Assim cruzamos com os fantasmas que assombrarão mais tarde nossas vidas; sentam-se prosaicamente na margem da estrada como pobres mendigos e só os vemos pelo canto dos olhos, se é que conseguimos vê-los. A ideia de que estivessem ali à nossa espera raramente ou nunca passa em nossa cabeça. Contudo eles esperam e, quando passamos, juntam suas trouxas de memória e seguem atrás de nós, caminhando em nossas pegadas, pouco a pouco se emparelhando conosco.
Passei dezessete dias de férias em um mundo onde a única forma de governo era o fascismo cultural, imposto por um grande imperador com óculos de bibliotecário. Todos tinham deveres diários, capítulos para ler, teorias para discutir, pontos de vista a analisar. Quem não produzisse sua cota mensal seria punido de acordo com a “Taxa Sobre a Contribuição Cultural”. A pena máxima era a morte e, antes de morrer, as pessoas teriam 12 horas para escrever algo revelador e ter uma última chance, mas poucos conseguiam.
Em bares obscuros os mais liberais corriam para falar sobre assuntos fúteis, jogar conversa fora, fofocar. Alguns iam para assistir antigas fitas com esportes esquecidos. Esses lugares não duravam muito, sempre estavam nas manchetes do dia seguinte “Mais uma Vitória da Cultura – 20 rebeldes presos enquanto ouviam música popular”.

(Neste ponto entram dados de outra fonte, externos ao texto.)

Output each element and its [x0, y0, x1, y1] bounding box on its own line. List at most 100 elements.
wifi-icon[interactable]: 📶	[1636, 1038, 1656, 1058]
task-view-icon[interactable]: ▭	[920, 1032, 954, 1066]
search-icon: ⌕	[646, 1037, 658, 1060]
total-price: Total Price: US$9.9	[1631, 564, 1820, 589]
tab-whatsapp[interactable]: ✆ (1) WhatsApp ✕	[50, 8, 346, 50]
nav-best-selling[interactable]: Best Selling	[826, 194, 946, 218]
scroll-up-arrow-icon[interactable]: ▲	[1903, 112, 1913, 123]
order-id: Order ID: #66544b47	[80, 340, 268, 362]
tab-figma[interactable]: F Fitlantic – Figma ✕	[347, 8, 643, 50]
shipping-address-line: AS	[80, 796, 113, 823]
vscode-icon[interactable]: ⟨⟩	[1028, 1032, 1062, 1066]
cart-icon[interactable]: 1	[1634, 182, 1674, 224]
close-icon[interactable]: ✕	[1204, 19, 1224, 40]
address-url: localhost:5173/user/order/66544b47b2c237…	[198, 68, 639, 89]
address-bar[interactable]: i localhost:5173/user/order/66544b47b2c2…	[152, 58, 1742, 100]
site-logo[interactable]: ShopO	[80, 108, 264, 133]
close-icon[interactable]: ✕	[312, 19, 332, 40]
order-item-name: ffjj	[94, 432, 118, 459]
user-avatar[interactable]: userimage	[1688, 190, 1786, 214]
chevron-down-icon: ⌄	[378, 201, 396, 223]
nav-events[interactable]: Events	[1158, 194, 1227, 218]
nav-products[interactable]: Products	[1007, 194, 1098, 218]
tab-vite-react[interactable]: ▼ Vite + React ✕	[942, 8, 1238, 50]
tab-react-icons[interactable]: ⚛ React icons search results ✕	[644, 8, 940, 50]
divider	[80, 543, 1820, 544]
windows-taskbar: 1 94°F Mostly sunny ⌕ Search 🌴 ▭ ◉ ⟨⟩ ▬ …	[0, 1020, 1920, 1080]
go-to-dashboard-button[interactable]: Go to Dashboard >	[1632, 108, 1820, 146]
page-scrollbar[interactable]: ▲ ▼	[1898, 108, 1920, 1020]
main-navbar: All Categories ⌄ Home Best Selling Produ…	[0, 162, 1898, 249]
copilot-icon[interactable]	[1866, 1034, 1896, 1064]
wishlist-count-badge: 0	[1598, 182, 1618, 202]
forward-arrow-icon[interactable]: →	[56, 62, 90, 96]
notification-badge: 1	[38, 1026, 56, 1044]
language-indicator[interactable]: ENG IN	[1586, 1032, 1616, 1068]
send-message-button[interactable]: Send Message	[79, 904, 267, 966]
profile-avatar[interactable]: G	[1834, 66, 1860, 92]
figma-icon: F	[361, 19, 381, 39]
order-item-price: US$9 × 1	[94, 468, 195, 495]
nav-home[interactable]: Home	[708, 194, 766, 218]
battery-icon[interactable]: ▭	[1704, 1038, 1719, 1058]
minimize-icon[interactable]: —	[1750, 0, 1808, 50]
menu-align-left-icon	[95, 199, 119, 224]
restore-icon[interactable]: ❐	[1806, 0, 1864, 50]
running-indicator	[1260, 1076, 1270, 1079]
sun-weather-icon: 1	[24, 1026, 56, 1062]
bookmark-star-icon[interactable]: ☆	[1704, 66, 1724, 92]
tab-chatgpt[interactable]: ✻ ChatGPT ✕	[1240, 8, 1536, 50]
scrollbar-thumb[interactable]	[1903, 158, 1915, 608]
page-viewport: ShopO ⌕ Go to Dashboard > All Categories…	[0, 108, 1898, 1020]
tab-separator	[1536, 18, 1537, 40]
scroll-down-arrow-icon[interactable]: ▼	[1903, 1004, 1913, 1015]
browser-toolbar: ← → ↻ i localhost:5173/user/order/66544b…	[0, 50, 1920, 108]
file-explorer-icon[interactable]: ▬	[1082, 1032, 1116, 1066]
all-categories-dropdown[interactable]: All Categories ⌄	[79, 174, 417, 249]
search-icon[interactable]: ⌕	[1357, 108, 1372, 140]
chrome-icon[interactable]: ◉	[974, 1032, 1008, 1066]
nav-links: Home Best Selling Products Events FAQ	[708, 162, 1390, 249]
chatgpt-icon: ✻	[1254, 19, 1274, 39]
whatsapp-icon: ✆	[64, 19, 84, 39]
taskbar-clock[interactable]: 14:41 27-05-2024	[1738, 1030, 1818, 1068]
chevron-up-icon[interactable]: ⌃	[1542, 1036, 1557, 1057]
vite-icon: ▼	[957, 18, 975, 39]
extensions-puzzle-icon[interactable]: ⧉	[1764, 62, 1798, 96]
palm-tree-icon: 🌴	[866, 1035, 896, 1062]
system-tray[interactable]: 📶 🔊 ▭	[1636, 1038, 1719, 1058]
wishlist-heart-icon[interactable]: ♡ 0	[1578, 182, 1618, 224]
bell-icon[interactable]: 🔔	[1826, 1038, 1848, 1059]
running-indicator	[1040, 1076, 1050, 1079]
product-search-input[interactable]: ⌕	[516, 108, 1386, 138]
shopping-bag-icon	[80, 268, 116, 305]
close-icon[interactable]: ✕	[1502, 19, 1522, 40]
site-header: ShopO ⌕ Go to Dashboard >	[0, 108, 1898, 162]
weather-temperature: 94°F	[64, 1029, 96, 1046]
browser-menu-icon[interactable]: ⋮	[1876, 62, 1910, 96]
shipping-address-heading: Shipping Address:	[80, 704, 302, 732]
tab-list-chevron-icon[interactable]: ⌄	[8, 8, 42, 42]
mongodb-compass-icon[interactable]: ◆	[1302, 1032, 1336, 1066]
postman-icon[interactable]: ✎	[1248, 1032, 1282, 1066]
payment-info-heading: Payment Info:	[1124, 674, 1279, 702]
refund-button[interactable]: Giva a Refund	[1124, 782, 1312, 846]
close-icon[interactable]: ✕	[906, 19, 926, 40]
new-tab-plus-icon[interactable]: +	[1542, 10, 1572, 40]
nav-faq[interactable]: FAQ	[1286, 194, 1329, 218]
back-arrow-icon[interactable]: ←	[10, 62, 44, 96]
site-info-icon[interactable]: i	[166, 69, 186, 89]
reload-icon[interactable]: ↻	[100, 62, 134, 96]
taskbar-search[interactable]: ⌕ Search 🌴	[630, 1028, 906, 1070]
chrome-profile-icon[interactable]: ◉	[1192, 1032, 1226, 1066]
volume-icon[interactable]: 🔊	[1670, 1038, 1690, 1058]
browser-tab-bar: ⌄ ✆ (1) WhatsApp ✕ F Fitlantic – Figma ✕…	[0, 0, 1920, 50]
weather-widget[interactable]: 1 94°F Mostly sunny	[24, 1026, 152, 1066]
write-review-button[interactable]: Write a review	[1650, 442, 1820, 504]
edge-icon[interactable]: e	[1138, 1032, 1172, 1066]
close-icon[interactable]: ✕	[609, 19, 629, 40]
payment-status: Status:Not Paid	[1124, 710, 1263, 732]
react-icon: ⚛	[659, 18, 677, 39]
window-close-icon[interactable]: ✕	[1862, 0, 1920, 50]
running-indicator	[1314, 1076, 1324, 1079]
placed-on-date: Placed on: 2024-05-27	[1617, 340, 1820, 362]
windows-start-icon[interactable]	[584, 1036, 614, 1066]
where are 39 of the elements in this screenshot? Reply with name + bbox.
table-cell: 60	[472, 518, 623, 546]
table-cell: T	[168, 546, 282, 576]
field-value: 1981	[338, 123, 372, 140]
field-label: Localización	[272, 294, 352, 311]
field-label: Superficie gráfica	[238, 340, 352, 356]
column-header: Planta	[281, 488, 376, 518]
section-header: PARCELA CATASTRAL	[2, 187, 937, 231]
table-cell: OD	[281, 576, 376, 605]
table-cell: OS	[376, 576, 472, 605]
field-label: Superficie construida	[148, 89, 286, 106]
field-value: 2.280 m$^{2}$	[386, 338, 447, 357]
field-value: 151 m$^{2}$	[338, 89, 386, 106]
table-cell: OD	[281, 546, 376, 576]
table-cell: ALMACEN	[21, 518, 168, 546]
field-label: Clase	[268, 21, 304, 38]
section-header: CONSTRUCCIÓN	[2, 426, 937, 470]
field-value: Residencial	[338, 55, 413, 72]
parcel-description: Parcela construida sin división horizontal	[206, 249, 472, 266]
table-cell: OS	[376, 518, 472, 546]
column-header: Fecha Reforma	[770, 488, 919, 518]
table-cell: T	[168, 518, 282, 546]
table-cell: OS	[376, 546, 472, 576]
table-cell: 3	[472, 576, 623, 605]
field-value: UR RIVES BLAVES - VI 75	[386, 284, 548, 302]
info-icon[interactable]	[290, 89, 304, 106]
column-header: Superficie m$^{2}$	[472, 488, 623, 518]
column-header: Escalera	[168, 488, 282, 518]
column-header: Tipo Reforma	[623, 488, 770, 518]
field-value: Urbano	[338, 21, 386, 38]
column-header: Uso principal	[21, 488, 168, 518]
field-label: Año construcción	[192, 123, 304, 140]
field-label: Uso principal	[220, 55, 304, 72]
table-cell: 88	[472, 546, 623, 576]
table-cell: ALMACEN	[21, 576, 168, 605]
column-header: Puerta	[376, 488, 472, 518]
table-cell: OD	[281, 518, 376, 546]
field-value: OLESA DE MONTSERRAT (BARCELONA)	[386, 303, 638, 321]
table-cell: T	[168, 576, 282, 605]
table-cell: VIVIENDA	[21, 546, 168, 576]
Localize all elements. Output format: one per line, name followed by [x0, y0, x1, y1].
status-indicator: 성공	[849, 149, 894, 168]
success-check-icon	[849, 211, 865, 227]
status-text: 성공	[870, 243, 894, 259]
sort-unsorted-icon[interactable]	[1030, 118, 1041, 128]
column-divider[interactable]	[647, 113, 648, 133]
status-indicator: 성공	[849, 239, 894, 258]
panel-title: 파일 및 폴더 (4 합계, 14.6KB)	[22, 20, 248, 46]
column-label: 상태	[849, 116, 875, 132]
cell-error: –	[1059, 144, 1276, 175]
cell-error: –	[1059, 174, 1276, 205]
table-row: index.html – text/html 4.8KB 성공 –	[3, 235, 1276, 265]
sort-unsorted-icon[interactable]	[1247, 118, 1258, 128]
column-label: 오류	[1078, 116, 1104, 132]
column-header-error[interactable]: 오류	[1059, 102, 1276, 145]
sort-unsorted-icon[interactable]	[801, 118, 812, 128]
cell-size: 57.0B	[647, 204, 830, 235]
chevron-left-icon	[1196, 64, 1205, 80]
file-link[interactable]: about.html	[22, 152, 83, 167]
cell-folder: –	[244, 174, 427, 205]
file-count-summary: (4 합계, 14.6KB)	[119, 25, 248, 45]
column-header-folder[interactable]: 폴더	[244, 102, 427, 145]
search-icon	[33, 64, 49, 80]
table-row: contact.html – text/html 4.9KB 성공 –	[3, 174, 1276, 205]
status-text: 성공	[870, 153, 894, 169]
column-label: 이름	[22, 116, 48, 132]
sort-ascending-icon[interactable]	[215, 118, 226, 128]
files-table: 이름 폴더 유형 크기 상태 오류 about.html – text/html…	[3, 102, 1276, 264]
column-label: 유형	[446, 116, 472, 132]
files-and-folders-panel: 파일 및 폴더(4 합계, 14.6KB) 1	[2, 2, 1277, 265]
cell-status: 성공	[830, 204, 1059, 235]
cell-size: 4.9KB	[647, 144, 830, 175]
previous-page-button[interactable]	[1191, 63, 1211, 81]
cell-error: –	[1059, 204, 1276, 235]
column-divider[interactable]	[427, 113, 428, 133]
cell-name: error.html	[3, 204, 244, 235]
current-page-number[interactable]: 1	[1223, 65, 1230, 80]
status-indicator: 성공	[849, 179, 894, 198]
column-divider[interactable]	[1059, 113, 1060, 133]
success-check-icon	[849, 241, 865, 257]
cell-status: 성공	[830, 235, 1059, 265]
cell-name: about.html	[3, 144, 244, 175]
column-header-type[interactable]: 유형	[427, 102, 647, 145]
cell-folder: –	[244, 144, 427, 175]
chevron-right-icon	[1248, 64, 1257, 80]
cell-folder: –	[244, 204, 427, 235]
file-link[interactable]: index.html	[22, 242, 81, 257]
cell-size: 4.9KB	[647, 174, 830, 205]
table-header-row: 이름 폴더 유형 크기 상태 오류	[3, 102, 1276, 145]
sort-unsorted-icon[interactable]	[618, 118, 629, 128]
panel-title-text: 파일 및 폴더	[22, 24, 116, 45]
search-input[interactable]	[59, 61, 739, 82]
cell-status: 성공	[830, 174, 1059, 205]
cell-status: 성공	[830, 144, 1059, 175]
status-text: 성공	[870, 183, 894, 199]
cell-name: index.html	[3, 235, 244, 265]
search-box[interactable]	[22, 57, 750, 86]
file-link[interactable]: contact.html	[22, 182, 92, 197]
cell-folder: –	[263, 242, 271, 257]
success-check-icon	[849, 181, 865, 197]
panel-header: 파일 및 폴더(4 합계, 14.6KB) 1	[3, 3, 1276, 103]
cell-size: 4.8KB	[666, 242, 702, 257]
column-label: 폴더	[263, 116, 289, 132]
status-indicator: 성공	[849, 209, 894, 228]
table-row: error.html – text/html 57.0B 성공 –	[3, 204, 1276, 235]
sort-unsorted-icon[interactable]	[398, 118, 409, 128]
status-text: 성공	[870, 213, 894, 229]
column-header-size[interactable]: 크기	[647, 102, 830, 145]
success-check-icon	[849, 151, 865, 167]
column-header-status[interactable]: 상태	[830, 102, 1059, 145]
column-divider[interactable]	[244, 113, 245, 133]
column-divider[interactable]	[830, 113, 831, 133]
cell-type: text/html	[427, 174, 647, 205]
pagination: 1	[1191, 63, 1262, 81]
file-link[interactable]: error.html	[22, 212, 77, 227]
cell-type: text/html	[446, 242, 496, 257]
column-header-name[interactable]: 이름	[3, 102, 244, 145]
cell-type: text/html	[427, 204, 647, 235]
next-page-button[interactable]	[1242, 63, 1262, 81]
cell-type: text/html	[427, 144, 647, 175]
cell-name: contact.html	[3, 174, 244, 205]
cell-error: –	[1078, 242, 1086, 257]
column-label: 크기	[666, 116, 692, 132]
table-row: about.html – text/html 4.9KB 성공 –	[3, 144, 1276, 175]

Arrumei um emprego na indústria musical do governo. Meu trabalho era dirigir uma van com um dispositivo que fazia todo tipo de transmissor tocar as músicas que o estado ditava. E quando digo todo tipo de transmissor é todo tipo de transmissor. Como panelas em ângulos propícios e cachorros com funis de plástico no pescoço.
Um dia um sujeito disse que não sabia o que algum filósofo qualquer tinha escrito na sua puberdade e foi espancado até a morte por jovens com livros pesados.
Numa quinta-feira acordei e não estava mais lá.